Поземельная община как элемент картины мира русских крестьян
Прежде, чем говорить о значении общины в менталитете русских, необходимо определить, чем была институционально община в русской жизни. Если сделать это — отпадут вопросы о колхозе, как якобы приемнике крестьянской общины, и о формах и условиях возможного восстановления общинного начала в наше время.
Я начну с сопоставления общины с колхозом, для того, чтобы прежде всего объяснить, чем община не является и таким образом “очистить” ее суть. Очевидно, почему возникает соблазн сравнивать колхоз с общиной. Это — коллективный, неиндивидуальный характер труда и собственности. Почему-то общепринято считать, что именно так было в крестьянской общине.
Что касается
собственности, это определенно неверно.
Существовала ли в действительности какая-либо общинная собственность?
Любой хозяйственный инвентарь, всевозможные сельскохозяйственные животные
всегда находились в индивидуальном владении. В одной из полемических статей
конца XIX века в качестве примера крайнего абсурда приводилась идея
обобществления коров. Из литературы мы все помним сцены, как крестьяне с плачем
расставались со своей скотинкой, как навещали своих буренок в колхозном стаде.
В обобществлении скота не было ничего естественного, в сознании крестьян это
было однозначное насилие. Аргументы, что перед этим крестьяне в двадцатые годы
успели вкусить радость “свободного труда и частной собственности” лишены
всякого смысла. Все источники, касающиеся жизни крестьян двадцатых годов
единогласно свидетельствуют — это было время расцвета общины. Общины как общественно-хозяйственного
организма (из дальнейшего станет ясно, почему я делаю такую оговорку).
В общине не было
коллективного труда, точнее он был к качестве исключения. Это прежде всего
работы на общественное благо — ремонт мостов, прокладка дорог — но так было во
всем мире. Далее, это работы выполняемые в пользу слабых членов общины: погорельцев,
вдов и т.п. — “помочи”. Я полагаю, что в той или иной форме такой вид работ
существовал у крестьян всего мира. Так как кроме русской общины я специальным
образом изучала только крестьянскую общину у армян, то возможности сравнения у
меня ограниченные. В Армении мы встречаем абсолютный аналог “помочей” и это
слово имеет буквальный перевод на армянский — “пахара’ ”. Существовали еще
определенные виды работ, которые по традиции совершались всем обществом (их
перечень индивидуален для каждой конкретной местности). Общинники работали один
день в пользу одного, второй в пользу другого, потом в пользу третьего и т.д.

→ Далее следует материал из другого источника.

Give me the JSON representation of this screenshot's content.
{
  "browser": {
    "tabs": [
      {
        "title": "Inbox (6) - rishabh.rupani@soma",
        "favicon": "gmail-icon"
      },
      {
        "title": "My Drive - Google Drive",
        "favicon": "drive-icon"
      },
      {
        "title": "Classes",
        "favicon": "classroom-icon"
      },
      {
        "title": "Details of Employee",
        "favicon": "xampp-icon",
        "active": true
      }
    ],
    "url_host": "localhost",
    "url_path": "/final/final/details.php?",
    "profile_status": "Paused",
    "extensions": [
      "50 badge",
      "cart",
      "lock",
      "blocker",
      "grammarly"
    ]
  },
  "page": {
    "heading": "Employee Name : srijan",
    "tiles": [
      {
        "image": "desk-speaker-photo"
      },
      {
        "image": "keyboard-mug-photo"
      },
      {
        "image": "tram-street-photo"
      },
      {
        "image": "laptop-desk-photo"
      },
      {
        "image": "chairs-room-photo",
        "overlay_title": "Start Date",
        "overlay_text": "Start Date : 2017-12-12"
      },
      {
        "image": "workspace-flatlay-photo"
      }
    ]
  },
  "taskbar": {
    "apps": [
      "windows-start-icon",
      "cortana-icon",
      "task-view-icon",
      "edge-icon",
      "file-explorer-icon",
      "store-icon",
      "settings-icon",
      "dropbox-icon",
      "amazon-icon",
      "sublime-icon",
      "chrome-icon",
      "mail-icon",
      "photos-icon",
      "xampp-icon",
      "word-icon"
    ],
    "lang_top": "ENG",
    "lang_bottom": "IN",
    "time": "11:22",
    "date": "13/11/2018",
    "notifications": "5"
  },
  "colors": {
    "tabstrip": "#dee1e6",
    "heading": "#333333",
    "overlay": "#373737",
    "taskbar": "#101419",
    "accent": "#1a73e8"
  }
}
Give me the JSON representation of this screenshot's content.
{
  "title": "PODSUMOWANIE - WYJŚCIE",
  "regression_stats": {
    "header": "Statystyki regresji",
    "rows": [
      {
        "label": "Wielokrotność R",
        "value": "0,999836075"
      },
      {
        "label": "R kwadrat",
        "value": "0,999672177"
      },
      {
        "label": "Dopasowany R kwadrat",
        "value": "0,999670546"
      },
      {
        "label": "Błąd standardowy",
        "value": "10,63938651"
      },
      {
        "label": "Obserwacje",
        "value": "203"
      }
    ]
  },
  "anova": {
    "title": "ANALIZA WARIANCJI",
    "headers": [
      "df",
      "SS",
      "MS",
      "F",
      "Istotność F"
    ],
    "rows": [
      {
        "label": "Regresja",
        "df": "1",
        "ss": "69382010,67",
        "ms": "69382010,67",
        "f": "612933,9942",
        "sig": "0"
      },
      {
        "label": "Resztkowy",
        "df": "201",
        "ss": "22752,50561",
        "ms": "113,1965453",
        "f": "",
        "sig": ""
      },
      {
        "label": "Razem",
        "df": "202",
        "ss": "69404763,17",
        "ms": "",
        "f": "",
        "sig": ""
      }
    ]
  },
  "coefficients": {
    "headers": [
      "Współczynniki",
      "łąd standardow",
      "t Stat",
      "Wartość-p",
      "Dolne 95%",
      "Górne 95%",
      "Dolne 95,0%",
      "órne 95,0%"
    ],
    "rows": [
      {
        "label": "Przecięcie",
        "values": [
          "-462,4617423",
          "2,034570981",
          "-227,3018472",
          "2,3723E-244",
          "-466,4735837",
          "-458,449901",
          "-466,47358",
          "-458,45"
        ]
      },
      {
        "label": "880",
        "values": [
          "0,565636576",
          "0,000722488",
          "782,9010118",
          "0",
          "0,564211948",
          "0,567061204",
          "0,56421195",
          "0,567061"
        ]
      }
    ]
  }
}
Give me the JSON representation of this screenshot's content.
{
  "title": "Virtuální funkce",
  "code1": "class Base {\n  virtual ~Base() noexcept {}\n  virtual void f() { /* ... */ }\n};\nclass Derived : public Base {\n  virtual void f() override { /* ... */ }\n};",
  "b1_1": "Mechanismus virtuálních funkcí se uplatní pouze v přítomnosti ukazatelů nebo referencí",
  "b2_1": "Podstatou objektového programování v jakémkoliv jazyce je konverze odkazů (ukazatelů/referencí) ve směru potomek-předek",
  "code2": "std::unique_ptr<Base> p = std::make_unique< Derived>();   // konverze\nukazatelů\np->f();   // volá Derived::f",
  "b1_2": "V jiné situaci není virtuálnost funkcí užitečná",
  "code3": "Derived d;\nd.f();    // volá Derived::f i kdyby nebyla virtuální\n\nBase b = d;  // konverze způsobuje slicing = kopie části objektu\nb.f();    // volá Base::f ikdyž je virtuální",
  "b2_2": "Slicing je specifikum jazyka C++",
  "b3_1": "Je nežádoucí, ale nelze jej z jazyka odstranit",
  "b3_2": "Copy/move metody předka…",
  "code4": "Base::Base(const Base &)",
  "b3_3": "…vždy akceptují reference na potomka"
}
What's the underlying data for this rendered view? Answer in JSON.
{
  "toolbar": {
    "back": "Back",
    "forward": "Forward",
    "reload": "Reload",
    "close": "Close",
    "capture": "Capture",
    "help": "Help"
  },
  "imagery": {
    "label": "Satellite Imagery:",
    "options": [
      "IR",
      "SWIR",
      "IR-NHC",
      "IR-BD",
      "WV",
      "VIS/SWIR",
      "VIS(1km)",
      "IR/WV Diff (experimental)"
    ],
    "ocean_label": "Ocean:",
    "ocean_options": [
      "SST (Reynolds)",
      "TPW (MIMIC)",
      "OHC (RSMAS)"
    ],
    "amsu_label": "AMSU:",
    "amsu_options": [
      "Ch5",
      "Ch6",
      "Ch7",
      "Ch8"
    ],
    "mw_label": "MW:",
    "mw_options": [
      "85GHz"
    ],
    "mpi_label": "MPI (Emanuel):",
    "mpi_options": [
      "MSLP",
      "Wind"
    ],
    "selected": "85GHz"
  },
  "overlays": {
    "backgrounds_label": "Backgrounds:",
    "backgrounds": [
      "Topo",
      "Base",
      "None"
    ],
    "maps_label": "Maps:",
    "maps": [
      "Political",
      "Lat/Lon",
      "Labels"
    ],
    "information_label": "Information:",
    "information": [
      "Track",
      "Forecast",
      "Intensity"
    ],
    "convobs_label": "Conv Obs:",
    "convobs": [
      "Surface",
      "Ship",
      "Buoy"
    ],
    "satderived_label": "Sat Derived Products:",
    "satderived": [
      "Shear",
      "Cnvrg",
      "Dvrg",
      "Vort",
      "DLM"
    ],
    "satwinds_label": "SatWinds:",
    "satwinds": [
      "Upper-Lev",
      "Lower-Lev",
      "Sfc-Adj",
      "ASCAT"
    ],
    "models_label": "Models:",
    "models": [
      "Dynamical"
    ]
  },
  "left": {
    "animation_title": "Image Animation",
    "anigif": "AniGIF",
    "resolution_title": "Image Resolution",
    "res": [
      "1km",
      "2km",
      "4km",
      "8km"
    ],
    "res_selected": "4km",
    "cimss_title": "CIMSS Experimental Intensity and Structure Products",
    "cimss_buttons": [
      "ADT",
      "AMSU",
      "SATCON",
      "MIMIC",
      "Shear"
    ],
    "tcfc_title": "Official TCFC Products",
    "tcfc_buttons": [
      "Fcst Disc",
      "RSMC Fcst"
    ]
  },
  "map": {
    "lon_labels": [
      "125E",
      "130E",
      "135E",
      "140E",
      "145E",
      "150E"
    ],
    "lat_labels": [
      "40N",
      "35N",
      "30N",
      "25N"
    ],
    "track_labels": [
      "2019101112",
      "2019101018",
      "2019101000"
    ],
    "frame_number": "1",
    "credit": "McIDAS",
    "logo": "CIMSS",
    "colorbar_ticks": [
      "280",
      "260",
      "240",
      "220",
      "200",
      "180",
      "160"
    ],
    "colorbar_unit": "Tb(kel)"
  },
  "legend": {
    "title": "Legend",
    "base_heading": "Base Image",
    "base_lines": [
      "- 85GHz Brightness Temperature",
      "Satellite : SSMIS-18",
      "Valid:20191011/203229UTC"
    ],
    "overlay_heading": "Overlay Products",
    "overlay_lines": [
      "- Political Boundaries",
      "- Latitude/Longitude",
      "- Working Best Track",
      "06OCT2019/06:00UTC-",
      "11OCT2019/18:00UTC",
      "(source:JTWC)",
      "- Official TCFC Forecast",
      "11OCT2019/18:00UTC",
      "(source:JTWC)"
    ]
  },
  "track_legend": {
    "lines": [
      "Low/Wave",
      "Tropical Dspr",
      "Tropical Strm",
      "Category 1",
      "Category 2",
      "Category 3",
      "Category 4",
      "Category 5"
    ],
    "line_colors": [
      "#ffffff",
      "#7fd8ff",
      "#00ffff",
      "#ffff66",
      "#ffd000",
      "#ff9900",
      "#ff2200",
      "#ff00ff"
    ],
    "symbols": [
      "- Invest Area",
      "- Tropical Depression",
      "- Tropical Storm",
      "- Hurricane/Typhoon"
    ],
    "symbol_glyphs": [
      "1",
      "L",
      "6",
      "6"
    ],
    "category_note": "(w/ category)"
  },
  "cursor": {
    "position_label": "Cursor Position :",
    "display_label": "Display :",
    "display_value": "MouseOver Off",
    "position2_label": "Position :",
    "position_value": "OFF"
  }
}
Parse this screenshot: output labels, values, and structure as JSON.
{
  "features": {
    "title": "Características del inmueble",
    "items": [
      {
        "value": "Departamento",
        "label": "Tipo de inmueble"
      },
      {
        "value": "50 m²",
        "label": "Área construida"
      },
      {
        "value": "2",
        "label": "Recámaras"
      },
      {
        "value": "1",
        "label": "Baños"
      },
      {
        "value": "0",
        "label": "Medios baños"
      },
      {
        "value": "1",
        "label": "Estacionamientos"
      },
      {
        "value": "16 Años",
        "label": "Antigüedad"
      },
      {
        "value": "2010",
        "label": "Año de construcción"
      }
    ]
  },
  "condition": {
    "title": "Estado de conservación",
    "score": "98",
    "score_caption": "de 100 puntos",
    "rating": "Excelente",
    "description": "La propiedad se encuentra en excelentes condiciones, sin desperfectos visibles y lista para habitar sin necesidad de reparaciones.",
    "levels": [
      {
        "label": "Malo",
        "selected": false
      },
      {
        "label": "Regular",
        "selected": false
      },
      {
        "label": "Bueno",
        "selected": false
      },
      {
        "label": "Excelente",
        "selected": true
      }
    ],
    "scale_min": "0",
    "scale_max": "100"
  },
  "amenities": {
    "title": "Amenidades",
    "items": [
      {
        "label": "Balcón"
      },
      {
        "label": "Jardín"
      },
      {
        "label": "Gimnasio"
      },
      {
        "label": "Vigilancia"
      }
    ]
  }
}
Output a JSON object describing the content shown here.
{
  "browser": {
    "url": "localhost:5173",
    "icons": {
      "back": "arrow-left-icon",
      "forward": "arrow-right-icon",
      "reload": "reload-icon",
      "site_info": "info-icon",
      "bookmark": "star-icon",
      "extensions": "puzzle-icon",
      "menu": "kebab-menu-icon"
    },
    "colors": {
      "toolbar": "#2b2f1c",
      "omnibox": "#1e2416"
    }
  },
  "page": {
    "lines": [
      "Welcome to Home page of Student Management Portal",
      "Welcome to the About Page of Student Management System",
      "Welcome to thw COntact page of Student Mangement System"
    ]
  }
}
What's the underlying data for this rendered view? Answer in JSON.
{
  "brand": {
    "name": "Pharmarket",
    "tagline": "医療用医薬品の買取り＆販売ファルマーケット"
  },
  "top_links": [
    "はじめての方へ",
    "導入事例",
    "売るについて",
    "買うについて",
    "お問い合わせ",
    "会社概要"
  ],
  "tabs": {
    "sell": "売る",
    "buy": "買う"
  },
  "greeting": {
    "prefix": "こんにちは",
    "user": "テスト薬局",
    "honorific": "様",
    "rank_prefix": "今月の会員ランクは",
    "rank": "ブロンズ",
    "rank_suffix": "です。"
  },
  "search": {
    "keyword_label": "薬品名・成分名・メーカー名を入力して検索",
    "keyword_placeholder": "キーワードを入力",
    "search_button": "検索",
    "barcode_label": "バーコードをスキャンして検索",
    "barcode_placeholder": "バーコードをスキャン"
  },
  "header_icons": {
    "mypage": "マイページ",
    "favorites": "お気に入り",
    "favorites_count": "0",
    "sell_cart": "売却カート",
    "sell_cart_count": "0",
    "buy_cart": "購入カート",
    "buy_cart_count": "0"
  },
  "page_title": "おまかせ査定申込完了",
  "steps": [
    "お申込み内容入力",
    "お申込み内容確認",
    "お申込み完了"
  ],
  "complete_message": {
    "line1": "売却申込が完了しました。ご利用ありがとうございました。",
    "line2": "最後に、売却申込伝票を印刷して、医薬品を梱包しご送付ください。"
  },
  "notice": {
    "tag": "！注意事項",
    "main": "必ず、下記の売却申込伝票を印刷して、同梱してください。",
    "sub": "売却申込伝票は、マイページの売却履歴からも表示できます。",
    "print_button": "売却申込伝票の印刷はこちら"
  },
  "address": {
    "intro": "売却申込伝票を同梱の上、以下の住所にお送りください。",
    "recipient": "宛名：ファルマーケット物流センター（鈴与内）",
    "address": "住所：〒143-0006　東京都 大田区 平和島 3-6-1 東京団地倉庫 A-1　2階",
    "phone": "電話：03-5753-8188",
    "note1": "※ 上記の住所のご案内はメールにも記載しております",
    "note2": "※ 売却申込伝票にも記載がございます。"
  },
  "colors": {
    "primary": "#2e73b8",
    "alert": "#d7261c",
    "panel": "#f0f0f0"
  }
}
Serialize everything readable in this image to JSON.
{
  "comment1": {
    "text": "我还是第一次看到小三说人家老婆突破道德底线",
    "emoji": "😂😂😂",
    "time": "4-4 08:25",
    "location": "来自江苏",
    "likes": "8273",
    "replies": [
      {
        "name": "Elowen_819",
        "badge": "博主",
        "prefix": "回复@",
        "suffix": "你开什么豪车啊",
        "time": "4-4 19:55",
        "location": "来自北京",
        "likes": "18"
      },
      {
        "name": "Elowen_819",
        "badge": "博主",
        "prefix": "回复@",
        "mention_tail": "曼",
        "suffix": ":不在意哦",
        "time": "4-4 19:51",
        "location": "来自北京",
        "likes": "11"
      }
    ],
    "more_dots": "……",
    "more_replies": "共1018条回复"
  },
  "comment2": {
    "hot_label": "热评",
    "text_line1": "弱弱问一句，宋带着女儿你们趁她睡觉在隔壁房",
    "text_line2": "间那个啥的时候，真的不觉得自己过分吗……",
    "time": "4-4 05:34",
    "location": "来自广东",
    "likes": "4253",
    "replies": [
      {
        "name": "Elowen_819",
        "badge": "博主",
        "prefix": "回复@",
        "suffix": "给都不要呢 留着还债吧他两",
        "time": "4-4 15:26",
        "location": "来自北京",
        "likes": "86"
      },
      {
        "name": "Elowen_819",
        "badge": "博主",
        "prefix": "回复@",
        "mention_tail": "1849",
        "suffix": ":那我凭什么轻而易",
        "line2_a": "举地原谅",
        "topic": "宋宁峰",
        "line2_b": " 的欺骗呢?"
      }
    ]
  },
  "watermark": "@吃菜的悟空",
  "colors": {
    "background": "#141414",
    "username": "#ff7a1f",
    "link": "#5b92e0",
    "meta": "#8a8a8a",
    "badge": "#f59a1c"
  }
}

Наверное, так было веселее. Участие в таких работах (равно как и в помочах)
было абсолютно добровольным. Другое дело, что если помогли тебе, то ты обязан
помогать своим помощникам. Но никакого принуждения не существовало. Каждый
конкретный крестьянин мог не участвовать в этой “игре”.
Существовал еще один
момент в организации крестьянского труда, который мог создавать иллюзию
коллективности. Обычно крестьяне всем “миром” решали, когда им начинать сев,
покос, жатву. Поэтому чаще всего в поле выходили все вместе (хотя механизмов
принуждения опять же не было), но работал при этом каждый на своем участке
земли и на себя. Этот обычай был естественен, если учесть что каждому этапу
сельскохозяйственных работ предшествовал молебен о его благополучном
совершении. Кроме того, существовали различные обычаи, связанные с теми или
иными видами работ. На покос, например, девушки отправлялись в лучших своих
нарядах и период этот был чем-то вроде смотра невест. Но сено косил каждый для
своих коров и по обычному праву никто не мог взять даже малость из чужого
стога. В чрезвычайных ситуациях на месте взятого сена оставляли деньги. Все это
очень далеко отстоит от пресловутых трудодней и рабского труда колхозников.
Прежде всего потому, что в колхозах человек работал не в свою пользу, а
во-вторых, это может быть еще более значимо, потому, что все, что касалось
регламентации труда, решалось распоряжением из-вне — из района, из области, а
не самими участниками работ. Именно этого в общине не могло быть принципиально.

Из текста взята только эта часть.